Cortez hung up the phone and headed to Southcrest without telling Sylvia why. It turned out Southcrest had received a church facility as part of an estate. 

“Pastor [David] Wilson thought it would make a great Hispanic church,” Cortez explains. In a two-hour meeting, Cortez explained his church’s revamped strategy, plans for English language services, and a name change to Thrive Family Church. Southcrest presented him the keys to the building.

Cortez assembled his few congregants that evening and told them, “God has smiled on us.” The men rushed home for equipment and returned to cut the grass. Remodeling, painting and refurbishing followed. Before the transfer was finalized, Southcrest replaced the church’s aging HVAC system. 

“God covered our mouths and filled our eyes with tears. He saw this coming. He didn’t let us quit.”

—Robert Cortez, pastor of Lubbock’s Thrive Family Church

“God covered our mouths and filled our eyes with tears this morning,” Cortez told Sylvia. “He saw this coming. He didn’t let us quit.”

Today Thrive’s congregation numbers 175, filling the building. A praise band plays contemporary music. Sunday school is held on Wednesday nights. Sundays are devoted to the worship service and begin with fellowship over doughnuts and coffee at 9:30. 

Cortez’s sermons are shorter, cut to 25 minutes. Worship begins at 10 a.m. and ends a little after 11 a.m. Eighty percent of the members have been believers under five years.

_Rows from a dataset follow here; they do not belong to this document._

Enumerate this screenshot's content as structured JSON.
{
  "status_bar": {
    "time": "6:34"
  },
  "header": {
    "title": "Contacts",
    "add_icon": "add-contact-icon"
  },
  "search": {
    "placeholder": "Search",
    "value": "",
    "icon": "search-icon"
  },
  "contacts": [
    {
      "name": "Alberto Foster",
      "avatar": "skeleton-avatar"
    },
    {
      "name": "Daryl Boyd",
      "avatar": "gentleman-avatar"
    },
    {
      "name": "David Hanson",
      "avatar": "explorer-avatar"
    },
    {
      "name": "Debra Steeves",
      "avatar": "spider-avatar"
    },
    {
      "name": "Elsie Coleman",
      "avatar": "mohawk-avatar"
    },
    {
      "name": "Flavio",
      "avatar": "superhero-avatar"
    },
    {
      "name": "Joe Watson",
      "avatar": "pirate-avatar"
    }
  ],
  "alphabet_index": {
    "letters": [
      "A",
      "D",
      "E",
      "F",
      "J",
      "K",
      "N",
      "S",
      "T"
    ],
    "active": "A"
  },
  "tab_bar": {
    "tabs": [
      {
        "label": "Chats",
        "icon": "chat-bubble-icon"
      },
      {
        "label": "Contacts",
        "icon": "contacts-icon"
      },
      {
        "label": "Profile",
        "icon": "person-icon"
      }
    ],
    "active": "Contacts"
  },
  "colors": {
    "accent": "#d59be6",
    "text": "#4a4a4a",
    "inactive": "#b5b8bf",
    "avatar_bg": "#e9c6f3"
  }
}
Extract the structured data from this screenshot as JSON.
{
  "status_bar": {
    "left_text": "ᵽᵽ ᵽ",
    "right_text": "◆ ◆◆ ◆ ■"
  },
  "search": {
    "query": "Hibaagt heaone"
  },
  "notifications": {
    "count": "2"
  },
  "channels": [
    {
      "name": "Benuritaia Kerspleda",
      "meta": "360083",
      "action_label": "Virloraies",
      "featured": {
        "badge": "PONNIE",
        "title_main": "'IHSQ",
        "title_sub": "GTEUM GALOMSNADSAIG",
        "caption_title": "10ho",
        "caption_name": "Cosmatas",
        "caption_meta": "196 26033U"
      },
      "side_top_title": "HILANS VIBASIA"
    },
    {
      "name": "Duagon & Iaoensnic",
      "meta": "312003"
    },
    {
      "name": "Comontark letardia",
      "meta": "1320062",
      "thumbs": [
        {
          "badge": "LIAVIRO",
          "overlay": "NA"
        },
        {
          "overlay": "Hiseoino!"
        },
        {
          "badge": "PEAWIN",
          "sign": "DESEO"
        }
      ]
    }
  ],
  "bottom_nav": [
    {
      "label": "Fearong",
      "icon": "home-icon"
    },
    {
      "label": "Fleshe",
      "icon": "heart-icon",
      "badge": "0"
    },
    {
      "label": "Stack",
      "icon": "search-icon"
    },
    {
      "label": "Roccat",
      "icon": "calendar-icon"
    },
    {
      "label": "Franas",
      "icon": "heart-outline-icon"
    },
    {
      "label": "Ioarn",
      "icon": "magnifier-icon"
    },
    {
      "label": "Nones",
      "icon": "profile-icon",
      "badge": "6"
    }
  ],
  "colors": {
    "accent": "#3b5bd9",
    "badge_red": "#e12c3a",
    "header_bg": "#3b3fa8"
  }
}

Each fall the church holds a backpack drive, complete with bounce houses, hot dogs and a praise band at the school playground next door. This year, in partnership with Southcrest, Thrive distributed 500 backpacks containing Bibles and school supplies. 

When Earl Dickey from the Children’s Home of Lubbock stops by the church to pick up 100 extra backpacks for the orphanage, he hugs Cortez and says, “Y’all are living out what is written in James, caring for widows and orphans in their affliction.” 

The children’s home also benefitted from Thrive’s 2016 Christmas toy drive. With 500 dollars donated by members and help from a major toy retailer, Thrive purchased thousands of dollars of toys for neighborhood kids. The surplus went to the children’s home.

Cortez calls the toy experience a “modern day loaves and fishes story.”

Something similar happened the first year of Thrive’s existence, when they invited the surrounding neighborhood for Thanksgiving dinner. They planned for 125, fed 200, and somehow had food leftover for members to take home.

Cortez’s journey between altars also included retail stints. In the 1990s he managed Family Christian stores in El Paso and San Diego, pioneering the purchase of Spanish product, becoming the chain’s first executive head of Spanish purchasing in Grand Rapids. Family Christian went from $250,000 in Spanish sales to 1.9 million his first year.

Returning to Lubbock when his wife’s father grew ill, he opened a Spanish language Christian bookstore, and after a “long sabbatical” from church involvement, found his way back into the pastorate.

Radio remains a constant. Today, FM 87.7 The Fountain—the third station Cortez has operated—broadcasts 24 hours a day from Thrive Church.

Cortez beams as a pastor fulfilling his calling as he leans forward and speaks into the microphone, “This is 87.7 The Fountain ... thank you for making us part of your day!”